I'm stuck on the following question and don't know how the book got its answer because it has multiple variables (its precalc so I don't know how to do calculus yet) and I don't know how to eliminate one completely. Any help is much appreciated.
Question: Suppose Fritzy the Fox, positioned at a point $(x,y)$ in the first quadrant, spots Chewbacca the Bunny at $(0,0)$. Chewbacca begins to run along a fence (the positive $y$-axis) towards his warren. Fritzy, of course, takes chase and constantly adjusts his direction so that he is always running directly at Chewbacca.

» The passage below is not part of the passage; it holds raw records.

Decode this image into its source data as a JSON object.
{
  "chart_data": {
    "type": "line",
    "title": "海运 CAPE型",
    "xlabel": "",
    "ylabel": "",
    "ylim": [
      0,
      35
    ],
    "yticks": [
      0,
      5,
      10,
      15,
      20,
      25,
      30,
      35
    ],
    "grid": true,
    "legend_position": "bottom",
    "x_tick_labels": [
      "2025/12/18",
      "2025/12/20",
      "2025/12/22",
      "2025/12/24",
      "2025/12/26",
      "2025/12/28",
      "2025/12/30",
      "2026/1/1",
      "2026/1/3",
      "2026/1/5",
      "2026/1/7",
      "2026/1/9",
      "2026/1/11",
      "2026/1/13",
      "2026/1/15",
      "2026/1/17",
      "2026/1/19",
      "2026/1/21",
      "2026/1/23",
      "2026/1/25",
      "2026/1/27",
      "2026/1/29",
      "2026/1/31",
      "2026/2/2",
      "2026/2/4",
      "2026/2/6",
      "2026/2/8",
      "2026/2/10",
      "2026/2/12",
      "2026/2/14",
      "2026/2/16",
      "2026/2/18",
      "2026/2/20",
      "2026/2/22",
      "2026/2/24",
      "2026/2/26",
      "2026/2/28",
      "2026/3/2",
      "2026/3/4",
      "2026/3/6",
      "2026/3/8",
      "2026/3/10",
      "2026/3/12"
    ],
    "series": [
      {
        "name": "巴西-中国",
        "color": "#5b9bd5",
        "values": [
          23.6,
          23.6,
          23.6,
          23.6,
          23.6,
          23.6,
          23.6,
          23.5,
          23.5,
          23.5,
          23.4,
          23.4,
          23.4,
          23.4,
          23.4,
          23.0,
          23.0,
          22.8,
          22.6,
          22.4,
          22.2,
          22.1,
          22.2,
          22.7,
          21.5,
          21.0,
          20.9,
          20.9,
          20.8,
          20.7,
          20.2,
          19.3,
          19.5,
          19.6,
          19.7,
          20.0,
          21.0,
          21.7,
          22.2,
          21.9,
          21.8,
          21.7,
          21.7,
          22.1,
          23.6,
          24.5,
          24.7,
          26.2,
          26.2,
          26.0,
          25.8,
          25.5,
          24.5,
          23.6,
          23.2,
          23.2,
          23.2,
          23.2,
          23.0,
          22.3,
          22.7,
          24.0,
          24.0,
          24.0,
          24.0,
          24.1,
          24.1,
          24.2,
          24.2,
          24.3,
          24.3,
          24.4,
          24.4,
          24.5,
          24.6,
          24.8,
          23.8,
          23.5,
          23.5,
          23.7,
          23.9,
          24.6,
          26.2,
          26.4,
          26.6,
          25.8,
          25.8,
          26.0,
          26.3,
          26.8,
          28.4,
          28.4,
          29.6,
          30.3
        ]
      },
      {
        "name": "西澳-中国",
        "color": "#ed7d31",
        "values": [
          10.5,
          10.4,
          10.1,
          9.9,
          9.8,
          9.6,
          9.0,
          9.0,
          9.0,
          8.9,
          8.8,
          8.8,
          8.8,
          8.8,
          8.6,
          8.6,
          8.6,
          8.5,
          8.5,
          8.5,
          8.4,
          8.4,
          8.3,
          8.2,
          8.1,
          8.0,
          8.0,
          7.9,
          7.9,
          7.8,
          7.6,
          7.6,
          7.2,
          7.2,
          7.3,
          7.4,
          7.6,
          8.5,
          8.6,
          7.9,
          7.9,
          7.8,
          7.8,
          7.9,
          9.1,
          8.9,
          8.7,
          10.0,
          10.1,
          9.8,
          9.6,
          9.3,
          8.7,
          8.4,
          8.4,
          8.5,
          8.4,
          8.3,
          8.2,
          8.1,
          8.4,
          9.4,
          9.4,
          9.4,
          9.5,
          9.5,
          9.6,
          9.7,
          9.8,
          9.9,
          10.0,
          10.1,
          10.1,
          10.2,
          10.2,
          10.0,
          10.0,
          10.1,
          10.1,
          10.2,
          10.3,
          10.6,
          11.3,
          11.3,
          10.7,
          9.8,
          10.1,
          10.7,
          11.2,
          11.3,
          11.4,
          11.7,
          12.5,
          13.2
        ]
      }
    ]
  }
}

If Chewbacca's speed is $v_1$ and Fritzy's speed is $v_2$, the path Fritzy will take to intercept Chewbacca, provided $v_2$ is directly proportional to, but not equal to $v_1$ is modelled by: $$ y = \frac{1}{2}\left(\frac{x^{1+v_1/v_2}}{1+v_1/v_2}-\frac{x^{1-v_1/v_2}}{1-v_1/v_2}\right) + \frac{v_1v_2}{v_2^2-v_1^2} $$
a.) Determine the path that Fritzy will take if he runs exactly twice as fast as Chewbacca; that is $v_2$ = $2v_1$. Use your calculator to graph this path for $x \ge 0$. What is the significance of the y-intercept of the graph?
So in order to graph this with the provisions of a (where $v_2$ = $2v_1$) I believe I need to reduce this function down to one variable. So here is my attempt: $$ y = \frac{1}{2}\left(\frac{x^{3v_1/2v_1}}{3v_1/2v_1}-\frac{x^{v_1/2v_1}}{v_1/2v_1}\right) + \frac{3v_1}{v_1^2} $$ $$ y = \frac{1}{2}\left(\frac{x^{3v_1/2v_1} - 3x^{v_1/2v_1}}{3v_1/2v_1}\right) + \frac{3v_1}{v_1^2} $$ From here I believe I can get rid of the $v_1$ in the first term because it is present in both numerators and denominators. So here goes: $$ y = \frac{1}{2}\left(\frac{x^{3/2} - 3x^{1/2}}{3/2}\right) + \frac{3v_1}{v_1^2}. $$ But I don't know how you get rid of the $v_1$ in the second term because it is squared in the denominator.
I maybe even be on the completely wrong path as the book answer is: $$ y = \frac{1}{3} x^{3/2} - \sqrt{x} + \frac{2}{3}. $$
Can anyone help me understand what I have to do to get the book answer?